生産から販売までを一貫する
私が塚田農場の主要食材である地鶏「みやざき地頭鶏」に初めて出会った時、その美味しさに驚き、この感動を世の中に届けたいと強く思いました。
しかし、蓋を開けてみると、問屋を挟んだ流通構造で価格が高くなり、市場にはなかなか出回らず、産地である宮崎県日南市も頭を抱えている状況でした。
この時、自分たちで生産から販売まで一貫して携わるビジネスモデルが、地域活性化につながり、生産者も消費者も我々も幸せになれる構造だと確信しました。
すぐに現地へ飛び、役所や生産者の方々に協力を依頼しましたが、はじめはノウハウも、土地も、資金もない状況だったので、もちろん簡単には信用してもらえません。
しかし、自分たちで自社養鶏小屋を作り、実際に育ててみるなど、時間をかけて熱い想いを伝え続けた結果、周辺の農家の方々と直接提携をすることができるようになりました。
我々が地鶏を販売することで、今では生産者の方々の安定供給につながり、消費者の皆さまにもお手頃な価格で提供することができています。
生産者直結が生み出す副次的効果
弊社の多くの社員が、こだわりの食材だけではなく、命のありがたさを学ぶため、日南市の自社養鶏場に行って、みやざき地頭鶏の飼育や下処理など、現地での研修を受けています。
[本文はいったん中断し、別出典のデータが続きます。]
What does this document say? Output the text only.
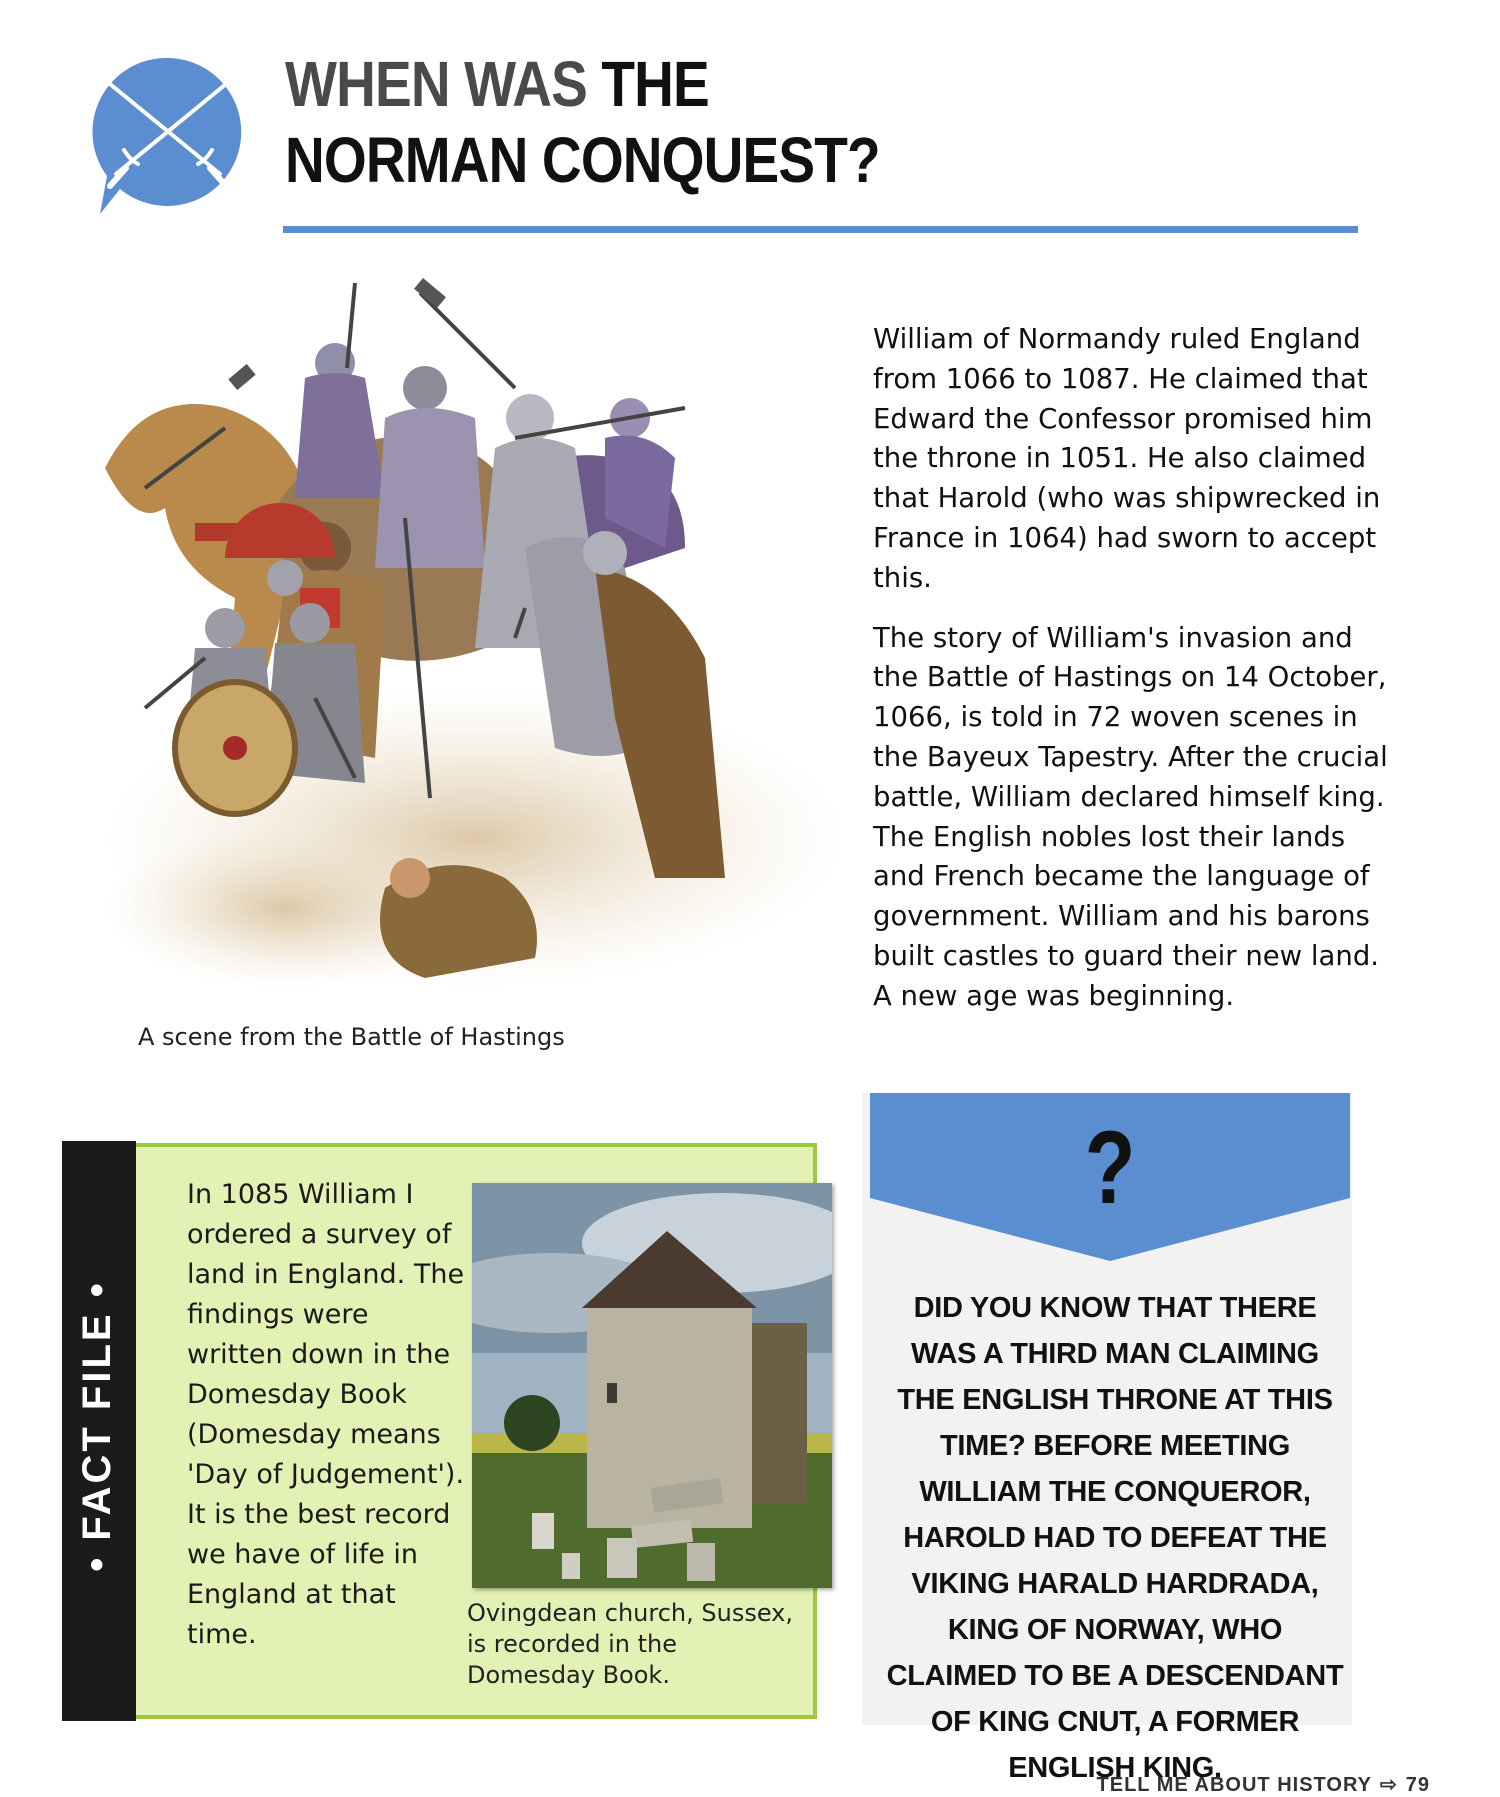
WHEN WAS THE
NORMAN CONQUEST?
A scene from the Battle of Hastings

William of Normandy ruled England from 1066 to 1087. He claimed that Edward the Confessor promised him the throne in 1051. He also claimed that Harold (who was shipwrecked in France in 1064) had sworn to accept this.

The story of William's invasion and the Battle of Hastings on 14 October, 1066, is told in 72 woven scenes in the Bayeux Tapestry. After the crucial battle, William declared himself king. The English nobles lost their lands and French became the language of government. William and his barons built castles to guard their new land. A new age was beginning.

• FACT FILE •
In 1085 William I ordered a survey of land in England. The findings were written down in the Domesday Book (Domesday means 'Day of Judgement'). It is the best record we have of life in England at that time.
Ovingdean church, Sussex, is recorded in the Domesday Book.
?
DID YOU KNOW THAT THERE WAS A THIRD MAN CLAIMING THE ENGLISH THRONE AT THIS TIME? BEFORE MEETING WILLIAM THE CONQUEROR, HAROLD HAD TO DEFEAT THE VIKING HARALD HARDRADA, KING OF NORWAY, WHO CLAIMED TO BE A DESCENDANT OF KING CNUT, A FORMER ENGLISH KING.
TELL ME ABOUT HISTORY ⇨ 79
雛が鶏肉になるまでの過程を知り、生きた鶏を一気に絞めて血抜きする光景を目の当たりにすることで、研修を受けた社員には「食材を無駄にせず、一番美味しい状態でお客様に食べていただこう」という意識が芽生えます。
また、生産者の方々にも、大事に育てた鶏がどのように食べられているか実際に店舗で見ていただくことで、より愛情を持って育てていただけるようになったとのことです。
これこそが食産業の本質であり、食のあるべき姿の一つではないでしょうか。
売上・利益だけではない。お客様のために、社会のために何ができ、何のために会社が存在しているのか。
これが欠けてしまうと、会社としての事業も個人としての仕事も長続きはしないと思っています。